How to Setup TLS and Authentication on Node exporter

In this quick guide, find out how to set up TLS (transport layer security) and authentication on node exporter. For other DevOps-related queries and information, visit our devops services.

Setting up TLS and Authentication on Node Exporter

To set up TLS and authorization for Node Exporter and Grafana, you will need to follow these general steps:

Generate TLS certificates
Configure Node Exporter to use TLS
Configure Node Exporter to require client authentication
Configure Grafana to use TLS
Configure Grafana to require client authentication
Create user accounts in Grafana
Assign roles and permissions to users

Here are more detailed instructions for each step:

1. Generate TLS certificates

You can generate a self-signed certificate or obtain a certificate from a trusted CA.
For creating a self-signed certificate, use OpenSSL. Here's an example command:

openssl req -x509 -nodes -days 365 -newkey rsa:2048 -keyout key.pem -out cert.pem

This command generates a key pair and a self-signed certificate valid for 365 days.

2. Configure Node Exporter to use TLS

Node Exporter is typically run as a service, so you'll need to modify the service configuration file.
Edit the service file (/etc/systemd/system/node_exporter.service) to add the following flags:

--tls.cert-file=/path/to/cert.pem
--tls.key-file=/path/to/key.pem

Restart the Node Exporter service for the changes to take effect.

3. Configure Node Exporter to require client authentication

Add the following flag to the Node Exporter service file:

--tls.client-auth=verify

This flag tells Node Exporter to require clients to authenticate with a valid certificate.
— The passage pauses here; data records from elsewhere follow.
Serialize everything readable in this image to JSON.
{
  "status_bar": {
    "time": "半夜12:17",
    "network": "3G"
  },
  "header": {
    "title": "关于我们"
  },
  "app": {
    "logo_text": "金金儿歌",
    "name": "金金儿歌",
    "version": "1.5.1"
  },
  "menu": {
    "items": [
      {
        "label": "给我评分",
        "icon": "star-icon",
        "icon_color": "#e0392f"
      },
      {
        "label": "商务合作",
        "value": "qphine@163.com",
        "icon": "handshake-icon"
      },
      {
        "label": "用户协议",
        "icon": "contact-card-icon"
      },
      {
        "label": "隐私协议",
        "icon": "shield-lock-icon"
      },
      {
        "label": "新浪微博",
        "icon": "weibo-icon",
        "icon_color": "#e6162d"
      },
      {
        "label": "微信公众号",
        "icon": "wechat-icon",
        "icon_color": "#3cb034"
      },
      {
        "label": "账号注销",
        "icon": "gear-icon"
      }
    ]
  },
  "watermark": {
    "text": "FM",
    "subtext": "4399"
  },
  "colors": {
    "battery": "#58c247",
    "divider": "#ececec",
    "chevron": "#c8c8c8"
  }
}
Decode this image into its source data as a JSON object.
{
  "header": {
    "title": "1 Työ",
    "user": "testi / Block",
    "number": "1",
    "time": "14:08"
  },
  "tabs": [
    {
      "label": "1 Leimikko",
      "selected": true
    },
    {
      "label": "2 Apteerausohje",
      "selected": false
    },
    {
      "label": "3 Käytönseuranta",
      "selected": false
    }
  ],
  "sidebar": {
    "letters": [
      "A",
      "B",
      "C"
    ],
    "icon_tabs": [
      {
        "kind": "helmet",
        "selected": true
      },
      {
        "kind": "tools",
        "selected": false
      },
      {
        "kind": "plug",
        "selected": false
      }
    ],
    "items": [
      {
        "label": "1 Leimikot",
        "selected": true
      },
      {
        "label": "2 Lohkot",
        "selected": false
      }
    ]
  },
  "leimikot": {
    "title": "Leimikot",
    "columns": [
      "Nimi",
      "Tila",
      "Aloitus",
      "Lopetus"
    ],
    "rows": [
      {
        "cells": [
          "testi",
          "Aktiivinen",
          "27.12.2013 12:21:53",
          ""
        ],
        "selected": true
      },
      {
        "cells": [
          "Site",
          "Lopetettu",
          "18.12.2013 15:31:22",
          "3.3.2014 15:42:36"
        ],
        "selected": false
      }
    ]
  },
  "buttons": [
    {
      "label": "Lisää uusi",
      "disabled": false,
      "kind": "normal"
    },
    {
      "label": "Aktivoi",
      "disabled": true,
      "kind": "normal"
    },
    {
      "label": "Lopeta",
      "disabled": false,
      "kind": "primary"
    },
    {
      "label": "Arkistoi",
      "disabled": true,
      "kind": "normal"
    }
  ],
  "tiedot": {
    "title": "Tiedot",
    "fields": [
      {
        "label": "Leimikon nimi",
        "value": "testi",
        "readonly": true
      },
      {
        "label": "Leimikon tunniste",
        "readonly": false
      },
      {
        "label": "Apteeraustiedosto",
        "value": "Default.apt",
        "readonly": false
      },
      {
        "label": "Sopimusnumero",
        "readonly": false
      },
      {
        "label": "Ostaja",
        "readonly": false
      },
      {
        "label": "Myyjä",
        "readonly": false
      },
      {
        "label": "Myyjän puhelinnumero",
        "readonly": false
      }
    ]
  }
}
4. Configure Grafana to use TLS

Edit the Grafana configuration file (/etc/grafana/grafana.ini) and set the following values:

[server]
protocol = https
cert_file = /path/to/cert.pem
cert_key = /path/to/key.pem

Now, you need to Restart the Grafana service for changes to implement.

5. Configure Grafana to require client authentication

Edit the Grafana configuration file and add the following values:

[auth.proxy]
enabled = true
header_name = X-WEBAUTH-USER
header_property = username

These values tell Grafana to use proxy authentication and look for the X-WEBAUTH-USER header to get the username.

6. Create user accounts in Grafana

Open Grafana in your web browser and log in as the default admin user (admin/admin).
Create user accounts for each user who will access Grafana.

7. Assign roles and permissions to users

In Grafana, go to the "Users" page and click on a user to edit their permissions.
Assign the user to one or more organizations and specify their role (e.g. Viewer, Editor, or Admin).
Grant the user access to one or more dashboards or data sources.

To configure SMTP credentials in the grafana.ini file, you will need to follow these steps:

Open the grafana.ini file in a text editor. The default location of the file is /etc/grafana/grafana.ini.
Locate the [smtp] section in the file. If it does not exist, you can add it to the bottom of the file.
Update the following fields with your SMTP server information:
- enabled: Set this to true to enable SMTP email notifications.
- host: Set this to the hostname or IP address of your SMTP server.
- port: Set this to the port number used by your SMTP server. 25 is the SMPT's default port.
- user: Set this to the username for your SMTP account.
- password: Set this to the password for your SMTP account.
- from_address: Set this to the email address that will be used as the sender for email notifications.
Save the grafana.ini file.
Restart the Grafana server for the changes to take effect.